Microfilm, Emmanuel Villin
Microfilm, janvier 2018, 192 pages, 16 €
Ecrivain(s): Emmanuel Villin Edition: Asphalte éditions
L’atmosphère qui se dégage de microfilm n’est pas sans évoquer le film Brazil, mais la toile de fond c’est Paris, ses quartiers, ses musées, son métro. Centre névralgique du roman : la Place Vendôme, qui n’est clairement pas l’endroit préféré de l’auteur.
Il est évident aussi qu’Emmanuel Villin, en plus d’être amoureux de Paris, est aussi et surtout peut-être un grand cinéphile dont la passion imprègne continuellement le roman. D’ailleurs, microfilm n’est pas sans rapport, puisque le personnage central dont on ne connaîtra jamais le nom est Parisien et figurant de cinéma.
Un homme au « physique quelconque et visage commun ». Un profil neutre apparemment parfait pour être sélectionné par les ordinateurs de Pôle Emploi et embauché par la Fondation pour la Paix Continentale.
« – Qu’est-ce que ça veut dire ?
– Je n’en ai pas la moindre idée, mon cher monsieur. Tout ce que je sais, c’est que je viens de recevoir leur annonce aujourd’hui même et que vous êtes le seul dans ma base à avoir des compétences en microfilms.
– En microfilms ?
– Oui, vous avez oublié ce que vous avez écrit dans votre CV ? Je lis : rédacteur pour la revue Microfilm et son site web. (…)
– Je vous arrête de suite, vous faites fausse route : Microfilm est une revue de cinéma. Et pour votre gouverne, elle n’existe même plus.
– Vous chipotez, là !, s’impatiente l’autre ».
Et voilà comment notre personnage se retrouve, sans qu’il ne sache réellement ce qu’il est censé faire, dans un petit et sombre bureau de la Fondation pour la Paix Continentale, sise au 1, Place Vendôme, où on trouve également Nadège, la secrétaire aux Tupperware, Lydie Soucy, la DAF et Jean-Serge de Plas, le Directeur Général. Plein de bonne volonté, il tente de remplir au mieux une fonction incompréhensible et visiblement sans aucune utilité, sentant toutefois croître autour de lui une atmosphère de plus en plus bizarre et menaçante.

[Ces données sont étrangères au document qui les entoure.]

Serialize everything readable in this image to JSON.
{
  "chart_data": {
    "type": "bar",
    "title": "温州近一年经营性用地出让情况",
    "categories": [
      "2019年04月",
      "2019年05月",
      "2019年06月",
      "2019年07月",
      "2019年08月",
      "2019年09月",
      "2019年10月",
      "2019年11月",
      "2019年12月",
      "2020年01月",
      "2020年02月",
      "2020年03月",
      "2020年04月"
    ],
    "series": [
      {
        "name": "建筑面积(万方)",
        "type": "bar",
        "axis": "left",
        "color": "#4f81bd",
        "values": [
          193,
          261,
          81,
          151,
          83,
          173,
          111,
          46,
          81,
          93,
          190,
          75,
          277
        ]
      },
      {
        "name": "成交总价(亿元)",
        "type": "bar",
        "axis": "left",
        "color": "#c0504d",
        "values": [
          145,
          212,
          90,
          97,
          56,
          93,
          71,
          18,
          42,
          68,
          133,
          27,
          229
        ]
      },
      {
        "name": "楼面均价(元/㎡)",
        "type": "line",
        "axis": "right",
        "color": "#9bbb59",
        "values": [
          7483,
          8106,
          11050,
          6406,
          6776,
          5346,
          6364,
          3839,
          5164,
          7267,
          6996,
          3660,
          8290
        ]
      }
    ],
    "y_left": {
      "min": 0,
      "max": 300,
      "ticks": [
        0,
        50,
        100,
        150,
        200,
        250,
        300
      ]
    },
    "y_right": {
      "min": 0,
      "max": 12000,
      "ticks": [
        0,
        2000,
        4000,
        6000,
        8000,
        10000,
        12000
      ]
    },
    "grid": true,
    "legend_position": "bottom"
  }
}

microfilm est une comédie noire et grinçante, une jubilatoire et loufoque démonstration de l’absurdité de certains fonctionnements du monde contemporain et de comment la servitude volontaire peut conduire n’importe qui à faire office de figurant dans sa propre vie.
L’auteur a du talent pour mettre en scène et rendre le subtil crescendo de l’aberration dans laquelle est happé malgré lui son personnage, c’est là tout l’intérêt de microfilm dont on ne fait qu’une bouchée.
Et comme toujours avec les éditions Asphalte, la playlist en fin d’ouvrage sélectionnée par l’auteur, pour prolonger l’ambiance, surtout le morceau thème du film Le samouraï de Melville, par François de Roubaix.